Par exemple, dans le domaine de l’eau et la question des contrôles. L’obligation de réaliser des analyses de potabilité de l’eau en laboratoire semble peu adaptée à des communes éloignées qui ne disposent pas de liaison aérienne comme Rapa. Grâce à des innovations récentes, il est possible maintenant faire des analyses in situ parfaitement fiables. Ces solutions simples et adaptées pourraient être étudiées pour faire évoluer la règlementation, sans avoir à transiger sur la qualité des services rendus aux habitants.

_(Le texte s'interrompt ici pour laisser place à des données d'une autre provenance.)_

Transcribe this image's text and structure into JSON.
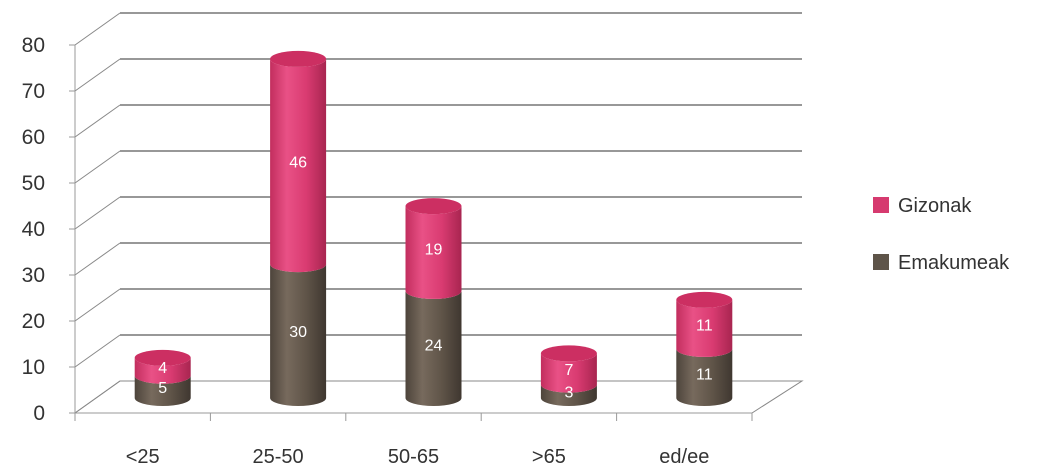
{
  "chart_data": {
    "type": "bar",
    "stacked": true,
    "style": "3d-cylinder",
    "title": "",
    "xlabel": "",
    "ylabel": "",
    "categories": [
      "<25",
      "25-50",
      "50-65",
      ">65",
      "ed/ee"
    ],
    "series": [
      {
        "name": "Emakumeak",
        "values": [
          5,
          30,
          24,
          3,
          11
        ],
        "color": "#5e5449"
      },
      {
        "name": "Gizonak",
        "values": [
          4,
          46,
          19,
          7,
          11
        ],
        "color": "#d63a6f"
      }
    ],
    "ylim": [
      0,
      80
    ],
    "yticks": [
      0,
      10,
      20,
      30,
      40,
      50,
      60,
      70,
      80
    ],
    "grid": true,
    "legend": "right",
    "legend_order": [
      "Gizonak",
      "Emakumeak"
    ]
  }
}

S’agissant des déchets, l’application de la règlementation actuelle sur les centres d’enfouissement technique est adaptée aux îles hautes, et nous avons déjà des exemples de réussite. Elle est, en revanche, plus difficile
pour les îles basses où le terrassement est plus problématique. Je sais que des études vont être lancées afin de concevoir des solutions innovantes, notamment aux Tuamotu. Si elles s’avèrent concluantes, des évolutions de la règlementation pourraient être envisagées. Il faut continuer dans cette direction pour concevoir des solutions simples et adaptées aux problèmes auxquels sont confrontées les communes. Cela pourra d’ailleurs bénéficier à toute la région pacifique. Des solutions adaptées à la Polynésie française dans le domaine environnemental pourraient, en effet, servir d’exemple pour d’autres îles.

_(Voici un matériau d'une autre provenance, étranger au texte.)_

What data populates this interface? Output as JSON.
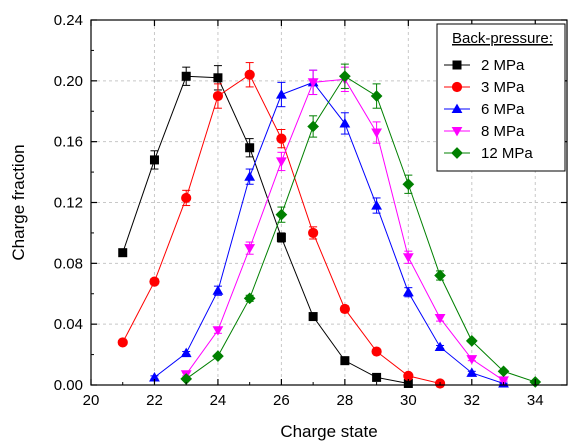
{
  "chart_data": {
    "type": "line",
    "title": "",
    "xlabel": "Charge state",
    "ylabel": "Charge fraction",
    "xlim": [
      20,
      35
    ],
    "ylim": [
      0,
      0.24
    ],
    "x_ticks": [
      20,
      22,
      24,
      26,
      28,
      30,
      32,
      34
    ],
    "y_ticks": [
      0.0,
      0.04,
      0.08,
      0.12,
      0.16,
      0.2,
      0.24
    ],
    "x_tick_labels": [
      "20",
      "22",
      "24",
      "26",
      "28",
      "30",
      "32",
      "34"
    ],
    "y_tick_labels": [
      "0.00",
      "0.04",
      "0.08",
      "0.12",
      "0.16",
      "0.20",
      "0.24"
    ],
    "grid": true,
    "legend_title": "Back-pressure:",
    "legend_position": "top-right",
    "series": [
      {
        "name": "2 MPa",
        "color": "#000000",
        "marker": "square",
        "x": [
          21,
          22,
          23,
          24,
          25,
          26,
          27,
          28,
          29,
          30
        ],
        "y": [
          0.087,
          0.148,
          0.203,
          0.202,
          0.156,
          0.097,
          0.045,
          0.016,
          0.005,
          0.001
        ],
        "err": [
          0.002,
          0.006,
          0.006,
          0.008,
          0.006,
          0.003,
          0.002,
          0.001,
          0.001,
          0.0005
        ]
      },
      {
        "name": "3 MPa",
        "color": "#ff0000",
        "marker": "circle",
        "x": [
          21,
          22,
          23,
          24,
          25,
          26,
          27,
          28,
          29,
          30,
          31
        ],
        "y": [
          0.028,
          0.068,
          0.123,
          0.19,
          0.204,
          0.162,
          0.1,
          0.05,
          0.022,
          0.006,
          0.001
        ],
        "err": [
          0.001,
          0.002,
          0.005,
          0.008,
          0.008,
          0.006,
          0.004,
          0.002,
          0.001,
          0.0005,
          0.0003
        ]
      },
      {
        "name": "6 MPa",
        "color": "#0000ff",
        "marker": "triangle-up",
        "x": [
          22,
          23,
          24,
          25,
          26,
          27,
          28,
          29,
          30,
          31,
          32,
          33
        ],
        "y": [
          0.005,
          0.021,
          0.062,
          0.137,
          0.191,
          0.199,
          0.172,
          0.118,
          0.061,
          0.025,
          0.008,
          0.001
        ],
        "err": [
          0.001,
          0.001,
          0.003,
          0.005,
          0.008,
          0.008,
          0.007,
          0.005,
          0.003,
          0.001,
          0.001,
          0.0003
        ]
      },
      {
        "name": "8 MPa",
        "color": "#ff00ff",
        "marker": "triangle-down",
        "x": [
          23,
          24,
          25,
          26,
          27,
          28,
          29,
          30,
          31,
          32,
          33
        ],
        "y": [
          0.007,
          0.036,
          0.09,
          0.147,
          0.199,
          0.201,
          0.166,
          0.084,
          0.044,
          0.017,
          0.003
        ],
        "err": [
          0.001,
          0.002,
          0.004,
          0.006,
          0.008,
          0.008,
          0.007,
          0.004,
          0.002,
          0.001,
          0.0005
        ]
      },
      {
        "name": "12 MPa",
        "color": "#008000",
        "marker": "diamond",
        "x": [
          23,
          24,
          25,
          26,
          27,
          28,
          29,
          30,
          31,
          32,
          33,
          34
        ],
        "y": [
          0.004,
          0.019,
          0.057,
          0.112,
          0.17,
          0.203,
          0.19,
          0.132,
          0.072,
          0.029,
          0.009,
          0.002
        ],
        "err": [
          0.0005,
          0.001,
          0.002,
          0.005,
          0.007,
          0.008,
          0.008,
          0.006,
          0.003,
          0.001,
          0.0005,
          0.0003
        ]
      }
    ]
  }
}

Au-delà de la simplification, l’impact de ces partenariats peut être amplifié et démultiplié grâce à la mutualisation.
Bien sûr, quand on parle de mutualisation devant des maires, ils pensent immédiatement aux communautés de communes. Elles peuvent être très efficace, si les communes ont un projet commun, partagé, mobilisateur et rassembleur. Mais il faut être vigilant. Les exemples d’échecs ne manquent pas dans ce domaine, surtout quand des communautés de communes ont été créées pour des raisons politiques, ou bien uniquement pour bénéficier d’un effet d’aubaine financier.
Vous avez, à votre disposition, d’autres moyens de mutualisation. On observe plusieurs expériences réussies en Polynésie française : le SMO, le Syndicat Mixte Ouvert, qui gère les déchets des îles du vent, ou le SIVU, le syndicat intercommunal à vocation unique, qui se charge de mettre en place un schéma directeur pour l’assainissement collectif à Pirae et Arue.
Dans le domaine de la protection civile, nous pouvons citer aussi un exemple de réussite. Il s’agit de la mise en place prochaine d’un centre de traitement de l’alerte (CTA) commun à trois communes : Arue, Pirae et Mahina. Ce centre permettra de répondre, 24h sur 24, 7 jours sur 7 aux sollicitations des habitants en cas d’urgence. Il présente un double avantage pour les communes :
D’abord il permettra, grâce à des outils informatiques modernes, de fiabiliser la réception des appels d’urgence et d’assurer un meilleur service pour les habitants.
Grâce à cette mutualisation, les communes auront également la possibilité de réaffecter une partie des ressources humaines dédiées à ce service vers des fonctions opérationnelles.
Ce projet est une solution gagnant-gagnant. Il permet aux communes de fournir un service de meilleure qualité aux habitants, pour un coût moindre.
Pour la création de ce centre, un appel d’offre a été publié à la fin du mois d’août. Le CTA devrait être mis en service au courant du deuxième trimestre 2016. Ce projet de mutualisation a d’ailleurs reçu le soutien financier du Pays et de l’Etat par l’intermédiaire du FIP qui finance à 100% le matériel informatique. Voici donc un beau projet, il peut en inspirer d’autres.
Pour résumer et pour conclure, nous disposons d’instruments de partenariat qui font leurs preuves : nous les faisons évoluer par consensus, ce qui est signe de bonne santé (par exemple pour les critères du FIP) et nous programmons de nombreux chantiers.
Pour aller au-delà, je viens d’esquisser certaines orientations : la simplification des textes et la mutualisation qui sont de nature à renforcer l’impact de ces partenariats. Il vous appartient, au Pays dans le cadre du statut d’autonomie, aux communes dans le cadre de leurs compétences, de poursuivre la réflexion sur ces sujets. L’Etat sera présent pour vous accompagner dans cette réflexion.